3.4 Gene structure prediction and function annotation
A total of 30,900 coding genes were eventually predicted using the three strategies. The average gene length, average coding gene length, average exon per gene, average exon length, and average intron length were 11,027, 1,386, 5.12, 341.12, and 2,255 bp, respectively (Table 4). We also functionally annotated all coding genes based on 10 publicly available protein databases. The results showed that 21,979, 16,540, 21,220, 11,310, 15,903, 23,894, 1,458, 20,810, 23,010, and 16,956 coding genes were successfully mapped to the InterPro, GO, KEGG_ALL, KEGG_KO, Swissprot, TrEMBL, TF, Pfam, NR, and KOG databases, respectively. Among all the coding genes, 25,325 were annotated in at least one database, and 5,575 were unannotated.
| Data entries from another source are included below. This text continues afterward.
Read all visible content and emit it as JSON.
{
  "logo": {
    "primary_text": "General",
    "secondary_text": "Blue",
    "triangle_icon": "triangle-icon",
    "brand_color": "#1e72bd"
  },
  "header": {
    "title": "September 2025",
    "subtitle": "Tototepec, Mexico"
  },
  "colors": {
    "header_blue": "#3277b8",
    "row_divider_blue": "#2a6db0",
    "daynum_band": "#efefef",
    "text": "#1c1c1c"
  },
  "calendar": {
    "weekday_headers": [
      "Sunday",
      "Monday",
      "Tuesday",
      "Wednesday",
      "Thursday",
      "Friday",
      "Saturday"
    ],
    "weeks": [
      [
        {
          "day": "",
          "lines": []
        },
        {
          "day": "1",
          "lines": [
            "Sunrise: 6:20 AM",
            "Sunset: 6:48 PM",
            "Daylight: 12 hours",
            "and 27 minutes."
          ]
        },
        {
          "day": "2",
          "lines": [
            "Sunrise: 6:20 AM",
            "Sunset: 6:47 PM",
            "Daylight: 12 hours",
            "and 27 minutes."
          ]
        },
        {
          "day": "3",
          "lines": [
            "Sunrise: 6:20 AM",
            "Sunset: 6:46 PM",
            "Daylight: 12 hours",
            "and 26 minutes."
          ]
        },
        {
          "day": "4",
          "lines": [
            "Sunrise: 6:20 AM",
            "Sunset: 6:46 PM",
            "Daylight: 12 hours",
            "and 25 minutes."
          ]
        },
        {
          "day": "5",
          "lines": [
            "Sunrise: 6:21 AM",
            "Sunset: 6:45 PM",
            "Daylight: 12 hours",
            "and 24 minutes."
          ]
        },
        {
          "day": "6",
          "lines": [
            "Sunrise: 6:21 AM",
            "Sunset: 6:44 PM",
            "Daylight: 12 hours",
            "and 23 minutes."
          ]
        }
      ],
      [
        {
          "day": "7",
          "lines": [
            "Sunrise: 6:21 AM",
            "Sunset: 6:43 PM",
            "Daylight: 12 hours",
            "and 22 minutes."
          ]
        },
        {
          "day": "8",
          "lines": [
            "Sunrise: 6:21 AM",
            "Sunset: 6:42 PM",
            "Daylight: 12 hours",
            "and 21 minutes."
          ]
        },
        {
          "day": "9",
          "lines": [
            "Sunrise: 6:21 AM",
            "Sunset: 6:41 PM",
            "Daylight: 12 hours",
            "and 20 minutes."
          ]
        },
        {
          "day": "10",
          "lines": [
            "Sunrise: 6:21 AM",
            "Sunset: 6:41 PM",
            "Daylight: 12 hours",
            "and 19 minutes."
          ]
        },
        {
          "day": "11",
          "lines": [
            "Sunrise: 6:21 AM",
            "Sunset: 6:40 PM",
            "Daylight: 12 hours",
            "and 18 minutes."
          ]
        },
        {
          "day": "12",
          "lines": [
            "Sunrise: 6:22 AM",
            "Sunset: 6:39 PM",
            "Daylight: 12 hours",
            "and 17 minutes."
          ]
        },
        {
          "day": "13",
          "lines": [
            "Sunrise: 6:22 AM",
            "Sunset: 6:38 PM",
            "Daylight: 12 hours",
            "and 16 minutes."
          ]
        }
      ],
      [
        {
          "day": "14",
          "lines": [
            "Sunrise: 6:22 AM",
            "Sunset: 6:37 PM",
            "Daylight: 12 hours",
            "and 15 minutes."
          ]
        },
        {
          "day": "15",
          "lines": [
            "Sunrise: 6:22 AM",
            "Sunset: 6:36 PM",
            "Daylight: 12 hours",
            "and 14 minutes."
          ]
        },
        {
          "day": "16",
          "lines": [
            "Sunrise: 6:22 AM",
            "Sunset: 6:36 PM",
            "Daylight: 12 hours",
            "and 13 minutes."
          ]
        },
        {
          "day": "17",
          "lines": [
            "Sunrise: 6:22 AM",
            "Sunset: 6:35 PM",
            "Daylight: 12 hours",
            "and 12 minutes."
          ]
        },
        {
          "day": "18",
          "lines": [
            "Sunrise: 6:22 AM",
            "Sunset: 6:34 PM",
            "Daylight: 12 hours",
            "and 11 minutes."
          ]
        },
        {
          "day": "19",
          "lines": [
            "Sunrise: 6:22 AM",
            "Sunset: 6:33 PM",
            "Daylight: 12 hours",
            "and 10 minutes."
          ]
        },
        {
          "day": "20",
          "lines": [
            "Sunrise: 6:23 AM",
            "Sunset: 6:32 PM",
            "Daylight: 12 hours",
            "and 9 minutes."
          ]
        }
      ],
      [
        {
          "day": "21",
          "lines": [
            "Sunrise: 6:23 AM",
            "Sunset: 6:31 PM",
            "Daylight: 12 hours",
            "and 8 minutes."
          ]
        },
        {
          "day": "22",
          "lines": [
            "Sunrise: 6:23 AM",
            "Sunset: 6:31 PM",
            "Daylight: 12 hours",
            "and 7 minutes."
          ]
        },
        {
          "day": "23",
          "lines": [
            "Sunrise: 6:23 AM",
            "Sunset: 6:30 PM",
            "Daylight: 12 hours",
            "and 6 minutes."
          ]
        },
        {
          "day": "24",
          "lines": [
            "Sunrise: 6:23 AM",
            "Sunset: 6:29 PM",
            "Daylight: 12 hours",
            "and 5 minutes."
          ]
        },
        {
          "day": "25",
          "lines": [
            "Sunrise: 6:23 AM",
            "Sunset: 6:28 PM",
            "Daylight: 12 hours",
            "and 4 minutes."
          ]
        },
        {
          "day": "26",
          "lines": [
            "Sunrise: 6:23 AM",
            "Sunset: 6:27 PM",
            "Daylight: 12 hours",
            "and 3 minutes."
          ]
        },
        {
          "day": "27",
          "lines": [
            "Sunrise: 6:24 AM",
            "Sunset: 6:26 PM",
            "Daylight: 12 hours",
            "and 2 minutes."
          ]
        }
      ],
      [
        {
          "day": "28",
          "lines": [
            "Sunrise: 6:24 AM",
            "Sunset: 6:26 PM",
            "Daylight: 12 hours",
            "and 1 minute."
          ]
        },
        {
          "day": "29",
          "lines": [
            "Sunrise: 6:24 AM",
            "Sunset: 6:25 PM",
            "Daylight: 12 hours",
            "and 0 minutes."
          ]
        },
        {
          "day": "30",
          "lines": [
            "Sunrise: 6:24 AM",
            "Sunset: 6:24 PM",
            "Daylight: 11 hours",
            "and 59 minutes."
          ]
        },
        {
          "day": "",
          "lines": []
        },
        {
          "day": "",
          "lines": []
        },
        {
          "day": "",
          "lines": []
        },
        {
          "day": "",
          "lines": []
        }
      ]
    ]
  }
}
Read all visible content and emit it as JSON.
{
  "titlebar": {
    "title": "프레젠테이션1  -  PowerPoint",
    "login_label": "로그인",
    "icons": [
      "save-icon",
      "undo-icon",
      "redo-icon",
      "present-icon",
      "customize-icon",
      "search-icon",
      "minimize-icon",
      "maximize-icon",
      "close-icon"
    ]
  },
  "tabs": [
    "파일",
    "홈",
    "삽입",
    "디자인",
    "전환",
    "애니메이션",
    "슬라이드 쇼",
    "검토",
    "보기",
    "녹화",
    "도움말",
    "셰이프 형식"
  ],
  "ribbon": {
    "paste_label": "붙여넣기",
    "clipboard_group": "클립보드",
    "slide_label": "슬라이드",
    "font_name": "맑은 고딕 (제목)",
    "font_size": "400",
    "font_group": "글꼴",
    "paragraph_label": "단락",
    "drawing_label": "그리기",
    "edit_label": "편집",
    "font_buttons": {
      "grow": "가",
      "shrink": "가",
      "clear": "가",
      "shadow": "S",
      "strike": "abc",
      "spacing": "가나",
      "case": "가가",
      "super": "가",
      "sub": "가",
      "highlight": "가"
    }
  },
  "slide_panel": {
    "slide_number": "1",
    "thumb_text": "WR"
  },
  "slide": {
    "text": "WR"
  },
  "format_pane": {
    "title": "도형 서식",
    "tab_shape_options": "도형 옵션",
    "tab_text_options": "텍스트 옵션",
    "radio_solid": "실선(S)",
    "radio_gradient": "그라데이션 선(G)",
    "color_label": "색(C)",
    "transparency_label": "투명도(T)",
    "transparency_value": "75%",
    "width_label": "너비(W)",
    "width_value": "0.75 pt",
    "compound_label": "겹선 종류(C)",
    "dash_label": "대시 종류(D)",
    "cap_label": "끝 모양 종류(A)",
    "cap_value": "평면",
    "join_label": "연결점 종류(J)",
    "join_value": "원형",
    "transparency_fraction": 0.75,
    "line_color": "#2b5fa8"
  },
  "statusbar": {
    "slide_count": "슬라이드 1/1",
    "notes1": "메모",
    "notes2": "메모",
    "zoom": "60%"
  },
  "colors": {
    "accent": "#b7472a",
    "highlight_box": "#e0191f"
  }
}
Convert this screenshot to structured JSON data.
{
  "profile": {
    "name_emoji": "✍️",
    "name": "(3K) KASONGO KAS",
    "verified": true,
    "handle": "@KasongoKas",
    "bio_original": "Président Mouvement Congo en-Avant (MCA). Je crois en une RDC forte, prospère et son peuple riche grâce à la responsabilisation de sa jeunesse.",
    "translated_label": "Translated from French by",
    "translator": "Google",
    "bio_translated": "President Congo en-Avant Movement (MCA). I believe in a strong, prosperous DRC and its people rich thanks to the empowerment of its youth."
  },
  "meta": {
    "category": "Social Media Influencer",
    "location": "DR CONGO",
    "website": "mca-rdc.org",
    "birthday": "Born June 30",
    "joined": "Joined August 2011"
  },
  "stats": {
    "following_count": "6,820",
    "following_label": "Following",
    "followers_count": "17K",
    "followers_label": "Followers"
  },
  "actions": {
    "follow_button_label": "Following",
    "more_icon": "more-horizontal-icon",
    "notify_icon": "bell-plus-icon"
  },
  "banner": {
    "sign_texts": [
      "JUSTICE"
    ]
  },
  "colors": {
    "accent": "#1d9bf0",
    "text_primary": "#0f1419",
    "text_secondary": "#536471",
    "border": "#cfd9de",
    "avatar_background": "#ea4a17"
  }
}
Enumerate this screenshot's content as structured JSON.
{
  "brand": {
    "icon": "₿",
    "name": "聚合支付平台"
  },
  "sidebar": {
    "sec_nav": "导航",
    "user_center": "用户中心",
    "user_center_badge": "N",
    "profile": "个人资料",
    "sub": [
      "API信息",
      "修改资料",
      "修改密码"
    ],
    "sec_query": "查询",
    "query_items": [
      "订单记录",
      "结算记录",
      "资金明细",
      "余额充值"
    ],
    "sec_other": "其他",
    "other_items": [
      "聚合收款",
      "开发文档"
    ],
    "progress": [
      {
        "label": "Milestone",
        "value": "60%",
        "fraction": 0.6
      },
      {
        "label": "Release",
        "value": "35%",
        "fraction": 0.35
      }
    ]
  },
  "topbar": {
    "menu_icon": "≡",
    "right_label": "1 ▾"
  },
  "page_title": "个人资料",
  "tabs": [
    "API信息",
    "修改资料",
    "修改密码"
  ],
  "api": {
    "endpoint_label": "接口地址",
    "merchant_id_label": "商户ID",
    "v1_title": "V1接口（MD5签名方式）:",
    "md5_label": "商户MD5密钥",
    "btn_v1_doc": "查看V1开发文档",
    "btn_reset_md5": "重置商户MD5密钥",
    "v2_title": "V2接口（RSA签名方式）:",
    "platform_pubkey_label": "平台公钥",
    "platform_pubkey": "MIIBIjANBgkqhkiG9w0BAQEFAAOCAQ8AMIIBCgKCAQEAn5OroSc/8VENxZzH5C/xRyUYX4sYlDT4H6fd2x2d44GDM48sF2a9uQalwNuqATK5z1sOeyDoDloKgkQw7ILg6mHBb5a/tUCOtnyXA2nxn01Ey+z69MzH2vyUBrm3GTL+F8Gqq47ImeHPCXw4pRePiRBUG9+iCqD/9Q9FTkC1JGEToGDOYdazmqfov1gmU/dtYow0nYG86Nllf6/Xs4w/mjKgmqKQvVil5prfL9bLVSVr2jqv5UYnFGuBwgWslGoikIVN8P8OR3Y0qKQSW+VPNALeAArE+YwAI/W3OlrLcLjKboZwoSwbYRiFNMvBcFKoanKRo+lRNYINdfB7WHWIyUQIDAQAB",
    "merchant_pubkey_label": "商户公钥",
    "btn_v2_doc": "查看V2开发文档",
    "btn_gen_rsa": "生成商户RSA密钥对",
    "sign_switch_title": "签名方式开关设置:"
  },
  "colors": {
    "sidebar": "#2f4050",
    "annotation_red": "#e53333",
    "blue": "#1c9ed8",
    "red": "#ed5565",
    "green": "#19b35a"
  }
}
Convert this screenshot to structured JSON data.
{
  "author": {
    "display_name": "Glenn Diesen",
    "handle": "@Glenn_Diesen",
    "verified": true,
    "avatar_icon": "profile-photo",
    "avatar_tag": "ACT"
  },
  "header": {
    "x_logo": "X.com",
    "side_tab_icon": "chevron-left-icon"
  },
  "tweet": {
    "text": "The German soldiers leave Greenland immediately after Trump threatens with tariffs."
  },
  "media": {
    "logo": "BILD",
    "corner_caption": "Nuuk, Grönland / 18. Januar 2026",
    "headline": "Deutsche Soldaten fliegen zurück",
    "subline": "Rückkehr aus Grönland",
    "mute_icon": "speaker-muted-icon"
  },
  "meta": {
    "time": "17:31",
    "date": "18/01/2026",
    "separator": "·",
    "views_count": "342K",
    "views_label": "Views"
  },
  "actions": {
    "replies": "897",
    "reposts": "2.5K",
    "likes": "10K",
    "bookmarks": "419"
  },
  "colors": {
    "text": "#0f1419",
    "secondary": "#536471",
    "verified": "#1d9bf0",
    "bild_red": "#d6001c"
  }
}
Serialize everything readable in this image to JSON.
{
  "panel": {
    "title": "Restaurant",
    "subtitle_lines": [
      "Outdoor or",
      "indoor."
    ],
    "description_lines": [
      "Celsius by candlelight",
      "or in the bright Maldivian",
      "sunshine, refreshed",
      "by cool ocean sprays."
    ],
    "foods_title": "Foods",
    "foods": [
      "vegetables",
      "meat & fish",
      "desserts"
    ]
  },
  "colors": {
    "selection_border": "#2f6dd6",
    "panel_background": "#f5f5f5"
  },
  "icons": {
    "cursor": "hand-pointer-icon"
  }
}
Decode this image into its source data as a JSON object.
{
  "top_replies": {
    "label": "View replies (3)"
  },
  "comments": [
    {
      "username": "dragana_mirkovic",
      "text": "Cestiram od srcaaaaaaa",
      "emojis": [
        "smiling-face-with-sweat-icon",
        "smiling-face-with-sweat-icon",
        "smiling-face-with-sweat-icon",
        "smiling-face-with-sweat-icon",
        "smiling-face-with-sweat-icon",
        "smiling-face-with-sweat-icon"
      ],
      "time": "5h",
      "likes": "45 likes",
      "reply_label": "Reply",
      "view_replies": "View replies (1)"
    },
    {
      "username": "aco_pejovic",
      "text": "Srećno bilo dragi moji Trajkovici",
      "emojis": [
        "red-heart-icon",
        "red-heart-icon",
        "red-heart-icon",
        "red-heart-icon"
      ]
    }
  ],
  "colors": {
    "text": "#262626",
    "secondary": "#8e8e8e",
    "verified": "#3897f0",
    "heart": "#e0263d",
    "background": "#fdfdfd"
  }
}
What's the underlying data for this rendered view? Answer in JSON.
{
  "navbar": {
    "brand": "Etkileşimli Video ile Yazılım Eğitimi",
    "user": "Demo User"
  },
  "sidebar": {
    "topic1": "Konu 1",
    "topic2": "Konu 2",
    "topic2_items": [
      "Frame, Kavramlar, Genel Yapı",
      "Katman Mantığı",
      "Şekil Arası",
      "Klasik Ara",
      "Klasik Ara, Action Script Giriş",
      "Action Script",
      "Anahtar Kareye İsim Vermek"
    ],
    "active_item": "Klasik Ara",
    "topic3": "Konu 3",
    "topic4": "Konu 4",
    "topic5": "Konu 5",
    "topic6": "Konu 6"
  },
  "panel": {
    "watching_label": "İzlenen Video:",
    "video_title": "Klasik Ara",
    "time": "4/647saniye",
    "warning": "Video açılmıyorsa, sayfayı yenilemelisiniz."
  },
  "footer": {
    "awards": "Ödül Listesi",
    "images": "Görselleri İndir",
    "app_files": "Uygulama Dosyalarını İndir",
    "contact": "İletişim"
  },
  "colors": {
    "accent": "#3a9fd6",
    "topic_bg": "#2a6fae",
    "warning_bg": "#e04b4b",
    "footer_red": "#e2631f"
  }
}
In the present study, 474 miRNAs, 15,570 tRNAs, 309 rRNAs, and 157 snRNAs were identified from theC. japonica genome. The total lengths of the miRNAs, tRNAs, rRNAs, and snRNAs were 57,561 bp (0.004027% of genome), 1,135,923 bp (0.079470% of genome), 49,795 bp (0.003484% of genome), and 28,110 bp (0.001967% of genome), respectively (Table 5).